For some seniors that no longer qualify, scrapping the program seems unfair.

"To our stickers, every little thing, they are nickel and diming us. This is just another thing," said Joe Elias.

If you are just turning 65 or were never in the seniors ride free program, you did not get a reduced rate card in the mail. You can still get one by going downtown to the main office.

The blanket free rides program ended at midnight. By eliminating the program, the Regional Transit Authority hopes to save about $30 million a year.

"Seniors who got the reduced fare who didn't really need it got a big bonus that they didn't have coming," said CTA customer Joel Kaufmann.

Some seniors can still continue to get free rides if they have a low income. Officials estimate about 80,000 seniors in the Chicago area will qualify, but 300,000 have been dropped.

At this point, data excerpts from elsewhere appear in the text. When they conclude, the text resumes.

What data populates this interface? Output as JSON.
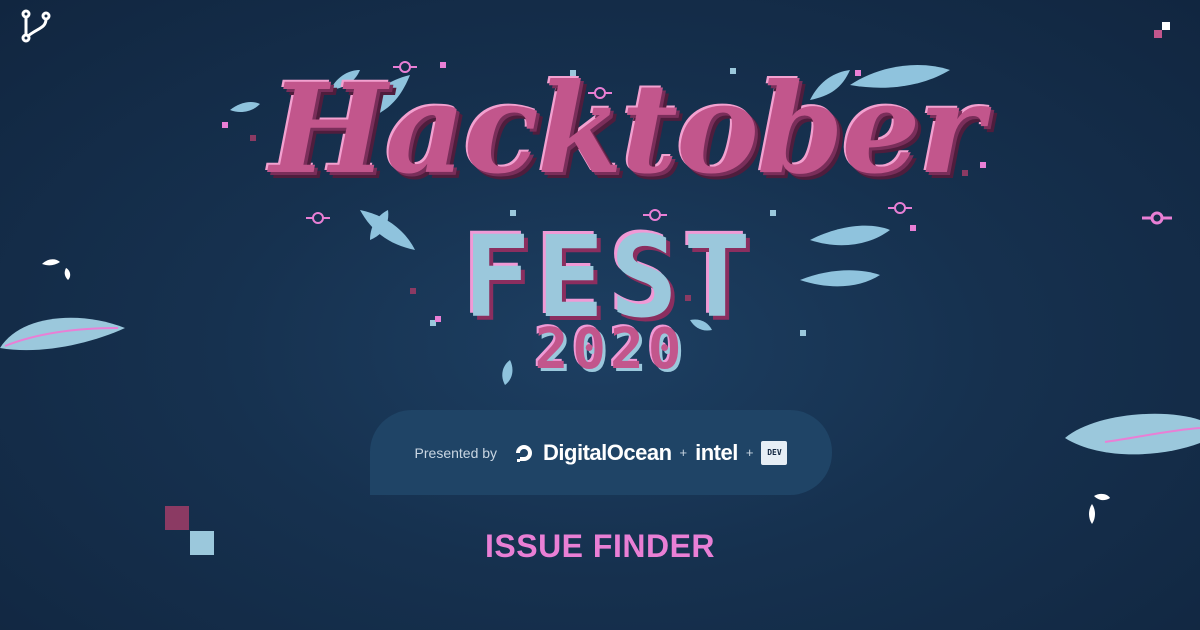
{
  "brand": {
    "title_line1": "Hacktober",
    "title_line2": "FEST",
    "title_year": "2020"
  },
  "sponsors": {
    "presented_label": "Presented by",
    "digitalocean": "DigitalOcean",
    "separator": "+",
    "intel": "intel",
    "dev": "DEV"
  },
  "page": {
    "heading": "ISSUE FINDER"
  },
  "colors": {
    "background": "#16314f",
    "pink": "#e97fd5",
    "magenta": "#c2568c",
    "light_blue": "#9bc8dc",
    "pill": "#1f4466"
  },
  "icons": [
    "git-branch-icon",
    "digitalocean-icon",
    "leaf-icon"
  ]
}
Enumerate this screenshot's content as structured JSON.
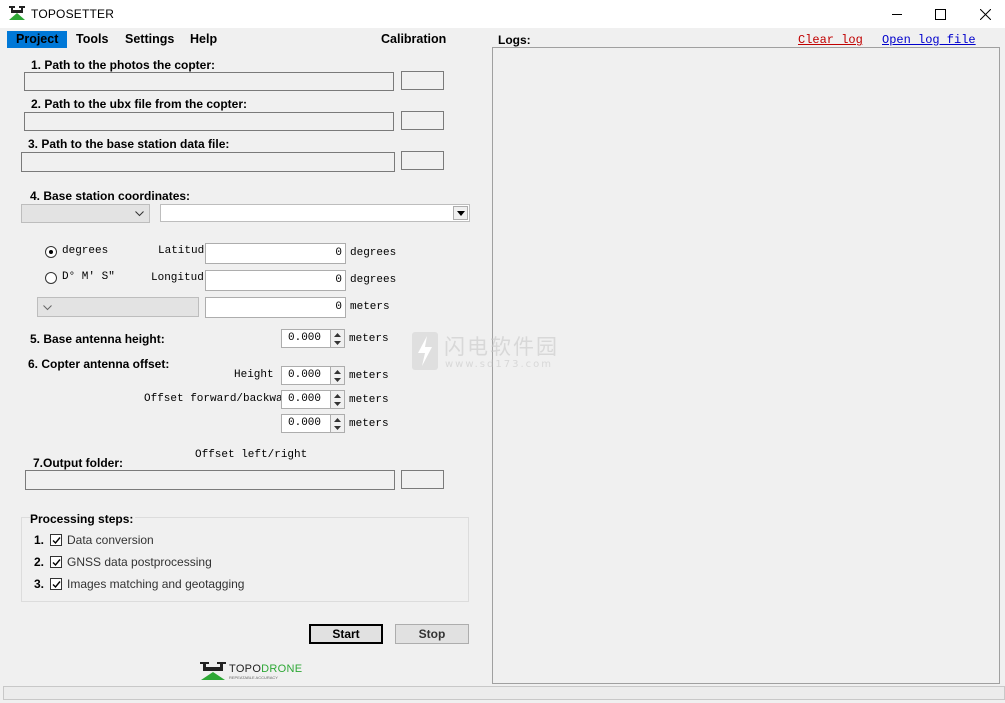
{
  "window": {
    "title": "TOPOSETTER",
    "controls": {
      "minimize": "minimize-icon",
      "maximize": "maximize-icon",
      "close": "close-icon"
    }
  },
  "menu": {
    "items": [
      "Project",
      "Tools",
      "Settings",
      "Help"
    ],
    "calibration": "Calibration"
  },
  "logs": {
    "label": "Logs:",
    "clear_log": "Clear log",
    "open_log_file": "Open log file",
    "clear_color": "#c00000",
    "open_color": "#0000cc"
  },
  "paths": {
    "photos_label": "1. Path to the photos the copter:",
    "ubx_label": "2. Path to the ubx file from the copter:",
    "base_label": "3. Path to the base station data file:"
  },
  "base_coords": {
    "label": "4. Base station coordinates:",
    "degrees_radio": "degrees",
    "dms_radio": "D° M′ S″",
    "latitude_label": "Latitud",
    "longitude_label": "Longitud",
    "latitude_value": "0",
    "longitude_value": "0",
    "height_value": "0",
    "unit_degrees": "degrees",
    "unit_meters": "meters"
  },
  "antenna": {
    "base_label": "5. Base antenna height:",
    "base_value": "0.000",
    "copter_label": "6. Copter antenna offset:",
    "height_label": "Height",
    "offset_fb_label": "Offset forward/backward",
    "offset_lr_label": "Offset left/right",
    "height_value": "0.000",
    "fb_value": "0.000",
    "lr_value": "0.000",
    "unit": "meters"
  },
  "output": {
    "label": "7.Output folder:"
  },
  "processing": {
    "label": "Processing steps:",
    "steps": [
      {
        "num": "1.",
        "text": "Data conversion",
        "checked": true
      },
      {
        "num": "2.",
        "text": "GNSS data postprocessing",
        "checked": true
      },
      {
        "num": "3.",
        "text": "Images matching and geotagging",
        "checked": true
      }
    ]
  },
  "actions": {
    "start": "Start",
    "stop": "Stop"
  },
  "logo": {
    "brand_a": "TOPO",
    "brand_b": "DRONE",
    "tagline": "REPEATABLE ACCURACY",
    "green": "#2ea836"
  },
  "watermark": {
    "text": "闪电软件园",
    "url": "www.sd173.com"
  },
  "colors": {
    "accent": "#0078d7"
  }
}
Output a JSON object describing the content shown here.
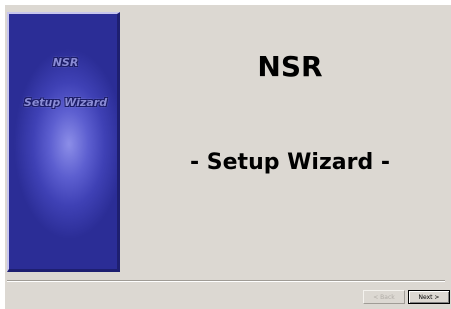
{
  "side_panel": {
    "line1": "NSR",
    "line2": "Setup Wizard"
  },
  "main": {
    "title": "NSR",
    "subtitle": "- Setup Wizard -"
  },
  "buttons": {
    "back_label": "< Back",
    "next_label": "Next >"
  },
  "colors": {
    "dialog_bg": "#dcd8d2",
    "panel_blue": "#3f41b5"
  }
}
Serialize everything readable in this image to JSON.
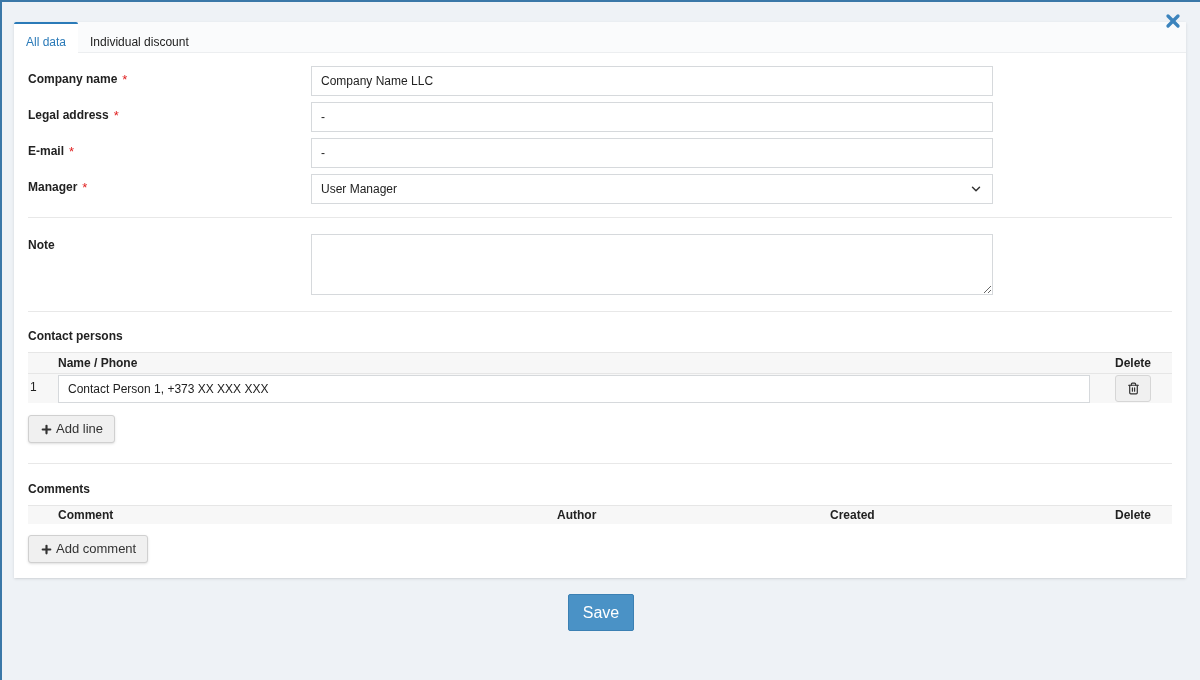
{
  "tabs": [
    {
      "label": "All data",
      "selected": true
    },
    {
      "label": "Individual discount",
      "selected": false
    }
  ],
  "fields": [
    {
      "label": "Company name",
      "required_mark": "*",
      "kind": "input",
      "value": "Company Name LLC"
    },
    {
      "label": "Legal address",
      "required_mark": "*",
      "kind": "input",
      "value": "-"
    },
    {
      "label": "E-mail",
      "required_mark": "*",
      "kind": "input",
      "value": "-"
    },
    {
      "label": "Manager",
      "required_mark": "*",
      "kind": "select",
      "value": "User Manager"
    }
  ],
  "note": {
    "label": "Note"
  },
  "contact_persons": {
    "title": "Contact persons",
    "columns": [
      "Name / Phone",
      "Delete"
    ],
    "rows": [
      {
        "number": "1",
        "value": "Contact Person 1, +373 XX XXX XXX"
      }
    ],
    "add_button": "Add line"
  },
  "comments": {
    "title": "Comments",
    "columns": [
      "Comment",
      "Author",
      "Created",
      "Delete"
    ],
    "add_button": "Add comment"
  },
  "save_button": "Save"
}
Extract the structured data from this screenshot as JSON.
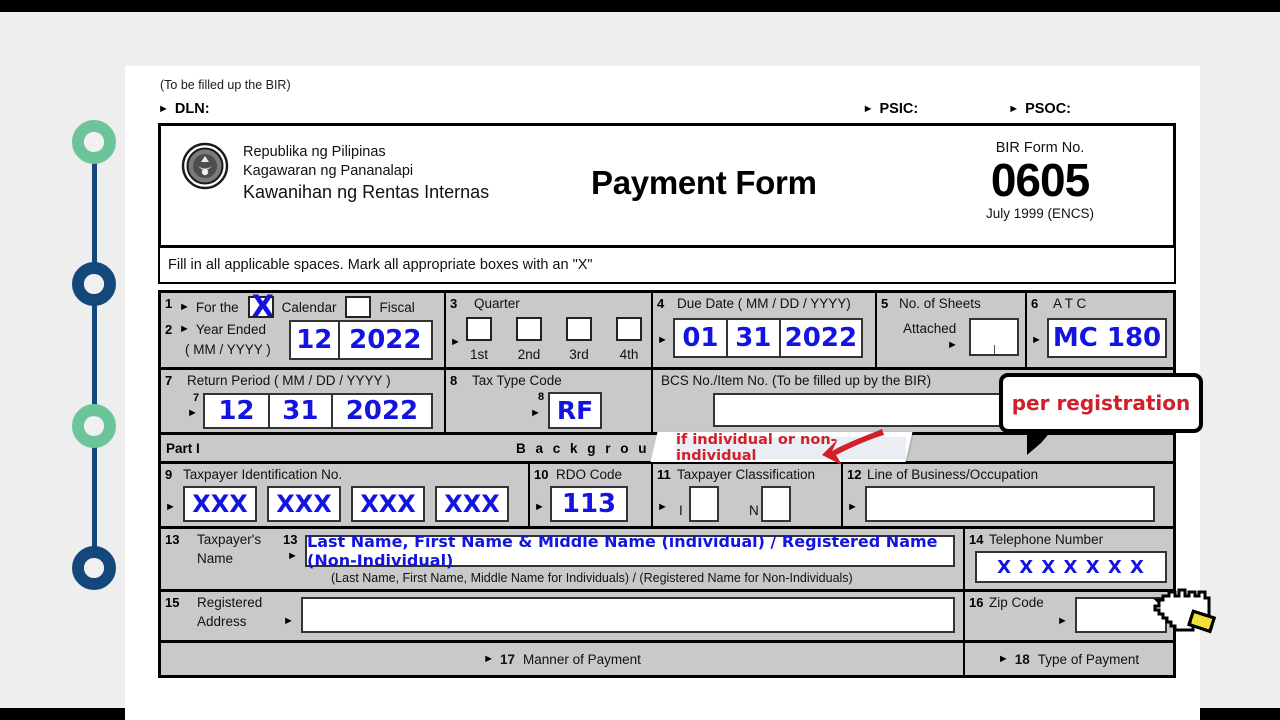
{
  "theme": {
    "page_bg": "#eeeeee",
    "accent_green": "#6cc49b",
    "accent_blue": "#14477a",
    "entry_blue": "#1414e0",
    "annotation_red": "#d0202a",
    "form_grey": "#c9c9c9"
  },
  "document": {
    "top_note": "(To be filled up the BIR)",
    "dln_label": "DLN:",
    "psic_label": "PSIC:",
    "psoc_label": "PSOC:",
    "agency": {
      "line1": "Republika ng Pilipinas",
      "line2": "Kagawaran ng Pananalapi",
      "line3": "Kawanihan ng Rentas Internas"
    },
    "title": "Payment Form",
    "form_no_caption": "BIR Form No.",
    "form_no": "0605",
    "revision": "July 1999 (ENCS)",
    "instruction": "Fill in all applicable spaces.  Mark all appropriate boxes with an \"X\""
  },
  "fields": {
    "f1": {
      "num": "1",
      "label": "For the",
      "calendar_label": "Calendar",
      "fiscal_label": "Fiscal",
      "calendar_checked": "X",
      "fiscal_checked": ""
    },
    "f2": {
      "num": "2",
      "label": "Year Ended",
      "sublabel": "(  MM / YYYY  )",
      "month": "12",
      "year": "2022"
    },
    "f3": {
      "num": "3",
      "label": "Quarter",
      "options": [
        "1st",
        "2nd",
        "3rd",
        "4th"
      ],
      "checked": ""
    },
    "f4": {
      "num": "4",
      "label": "Due Date ( MM / DD / YYYY)",
      "mm": "01",
      "dd": "31",
      "yyyy": "2022"
    },
    "f5": {
      "num": "5",
      "label": "No. of Sheets",
      "label2": "Attached",
      "value": ""
    },
    "f6": {
      "num": "6",
      "label": "A T C",
      "value": "MC 180"
    },
    "f7": {
      "num": "7",
      "label": "Return Period ( MM / DD / YYYY )",
      "mm": "12",
      "dd": "31",
      "yyyy": "2022"
    },
    "f8": {
      "num": "8",
      "label": "Tax Type Code",
      "value": "RF"
    },
    "bcs": {
      "label": "BCS No./Item No. (To be filled up by the  BIR)",
      "value": ""
    },
    "part1": {
      "part_label": "Part I",
      "background_label": "B a c k g r o u n d"
    },
    "f9": {
      "num": "9",
      "label": "Taxpayer Identification  No.",
      "groups": [
        "XXX",
        "XXX",
        "XXX",
        "XXX"
      ]
    },
    "f10": {
      "num": "10",
      "label": "RDO Code",
      "value": "113"
    },
    "f11": {
      "num": "11",
      "label": "Taxpayer Classification",
      "opt_i": "I",
      "opt_n": "N",
      "checked": ""
    },
    "f12": {
      "num": "12",
      "label": "Line of Business/Occupation",
      "value": ""
    },
    "f13": {
      "num": "13",
      "label_l1": "Taxpayer's",
      "label_l2": "Name",
      "inner_num": "13",
      "value": "Last Name, First Name & Middle Name (individual) / Registered Name (Non-Individual)",
      "footnote": "(Last Name, First Name, Middle Name for Individuals) / (Registered Name for Non-Individuals)"
    },
    "f14": {
      "num": "14",
      "label": "Telephone Number",
      "value": "X X X X X X X"
    },
    "f15": {
      "num": "15",
      "label_l1": "Registered",
      "label_l2": "Address",
      "value": ""
    },
    "f16": {
      "num": "16",
      "label": "Zip Code",
      "value": ""
    },
    "f17": {
      "num": "17",
      "label": "Manner of Payment"
    },
    "f18": {
      "num": "18",
      "label": "Type of Payment"
    }
  },
  "annotations": {
    "tab_note": "if individual or non-individual",
    "callout_note": "per registration"
  },
  "timeline": {
    "dots": [
      {
        "color": "green"
      },
      {
        "color": "blue"
      },
      {
        "color": "green"
      },
      {
        "color": "blue"
      }
    ]
  }
}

"I have a $9,000-a-year income. Now, I would like to know what the salaries of Roskam and Durbin and the other guy are, and why do the cuts come from the very poor?" said CTA customer Mary Onley.

"This is complicated information, but what we're trying to do is make sure the seniors get the information they need so they don't have interrupted service in terms of them being able to ride," said Diane Palmer, Regional Transportation Authority.

CTA officials will be at 26 train stations Thursday. They have identified those stations as areas of high senior citizen ridership.